CAT has a rich history beginning with (lord1970some?). The Fisher information criterion for item selection was developed by (birnbaum1968some?). For multidimensional CAT, see (segall1996multidimensional?). Applications to AI evaluation are emerging; see (polo2024tinybenchmarks?) for recent work on efficient benchmark design. Truong et al. (2025) demonstrate the practical impact of adaptive testing in the scaling law setting: by combining IRT-calibrated item parameters with Elo-based adaptive item selection, they achieve comparable decision accuracy to full-scale evaluation using only 50 questions per benchmark — a 99.9% reduction in the query budget.

4.5 Exercises

4.5.1 Theoretical Exercises

Exercise 3.1 (\(\star\)): Show that Fisher information \(I_j(\theta) = P_j(\theta)(1 - P_j(\theta))\) is maximized when \(\theta = \beta_j\), and that the maximum value is \(1/4\).

Exercise 3.2 (\(\star\star\)): For the 2PL model \(P_j(\theta) = \sigma(a_j(\theta - \beta_j))\), derive the Fisher information and show that it equals \(a_j^2 P_j(1 - P_j)\). How does discrimination \(a_j\) affect optimal item selection?

Exercise 3.3 (\(\star\star\)): Design a stopping rule for CAT that balances measurement precision with evaluation cost. Assume each API call costs $0.01 and the value of reducing standard error by one unit is $1. Find the cost-optimal stopping point.

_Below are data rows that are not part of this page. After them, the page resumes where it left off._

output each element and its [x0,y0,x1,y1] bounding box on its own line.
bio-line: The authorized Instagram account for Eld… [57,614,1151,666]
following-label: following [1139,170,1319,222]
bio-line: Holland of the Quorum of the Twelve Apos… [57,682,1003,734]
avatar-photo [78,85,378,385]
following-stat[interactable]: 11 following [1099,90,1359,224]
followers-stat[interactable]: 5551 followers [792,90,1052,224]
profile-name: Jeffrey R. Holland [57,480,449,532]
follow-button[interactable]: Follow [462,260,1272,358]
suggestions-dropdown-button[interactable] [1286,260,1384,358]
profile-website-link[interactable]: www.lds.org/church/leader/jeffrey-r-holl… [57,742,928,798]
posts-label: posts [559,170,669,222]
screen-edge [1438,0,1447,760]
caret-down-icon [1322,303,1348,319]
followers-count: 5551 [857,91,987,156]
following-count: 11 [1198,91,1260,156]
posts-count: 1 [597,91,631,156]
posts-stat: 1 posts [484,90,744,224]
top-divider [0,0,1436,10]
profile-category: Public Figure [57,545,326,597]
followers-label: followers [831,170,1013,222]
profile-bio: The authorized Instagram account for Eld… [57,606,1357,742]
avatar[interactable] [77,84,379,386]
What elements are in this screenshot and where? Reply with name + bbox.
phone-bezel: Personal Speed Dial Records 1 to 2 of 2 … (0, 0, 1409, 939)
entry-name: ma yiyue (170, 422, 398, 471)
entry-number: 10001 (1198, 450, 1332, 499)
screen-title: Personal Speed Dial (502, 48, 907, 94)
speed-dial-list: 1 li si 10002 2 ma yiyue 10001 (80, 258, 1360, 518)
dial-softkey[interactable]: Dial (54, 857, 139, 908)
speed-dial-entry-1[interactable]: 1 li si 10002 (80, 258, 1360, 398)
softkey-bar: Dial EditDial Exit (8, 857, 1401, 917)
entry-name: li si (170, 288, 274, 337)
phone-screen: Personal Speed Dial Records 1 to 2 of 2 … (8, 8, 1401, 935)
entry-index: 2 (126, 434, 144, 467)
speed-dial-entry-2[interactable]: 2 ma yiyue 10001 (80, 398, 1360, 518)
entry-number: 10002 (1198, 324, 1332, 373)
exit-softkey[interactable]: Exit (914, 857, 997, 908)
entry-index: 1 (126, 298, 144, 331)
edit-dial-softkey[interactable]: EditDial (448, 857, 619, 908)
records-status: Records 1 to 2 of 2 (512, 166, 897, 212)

4.5.2 Computational Exercises

Exercise 3.4 (\(\star\star\)): Extend the D-optimal design simulation to a 2-dimensional factor model with \(K = 2\). Implement item selection using \(j^* = \arg\max_j \det(\mathcal{I} + I_j)\) where \(I_j = P_j(1 - P_j) V_j V_j^\top\). Compare the selected item loading vectors to random selection.

Exercise 3.5 (\(\star\star\)): Compare the convergence of CAT across models with different ability levels. Does CAT require more items for extreme abilities (very high or very low)? Why?

Exercise 3.6 (\(\star\star\)): Investigate the sensitivity of CAT to misspecification of item parameters. If the calibration sample differs systematically from the test population, how does CAT performance degrade? Simulate this scenario.

References

Atkinson, Anthony C., Alexander N. Donev, and Randall D. Tobias. 2007. Optimum Experimental Designs, with SAS. Oxford University Press.
Chang, Hua-Hua, and Zhiliang Ying. 2009. “Nonlinear Sequential Designs for Logistic Item Response Theory Models with Applications to Computerized Adaptive Tests.” Annals of Statistics 37 (3): 1466–88.
Kiefer, Jack. 1959. “Optimum Experimental Designs.” Journal of the Royal Statistical Society: Series B 21 (2): 272–319.
Linden, Wim J. van der. 2006. “Optimal Test Design.” Handbook of Statistics 26: 575–95.
Truong, Sang, Yuheng Tu, Rylan Schaeffer, and Sanmi Koyejo. 2025. “Item Response Scaling Laws.” arXiv Preprint.
Wright, Benjamin D., and Mark H. Stone. 1979. Best Test Design. Chicago: MESA Press.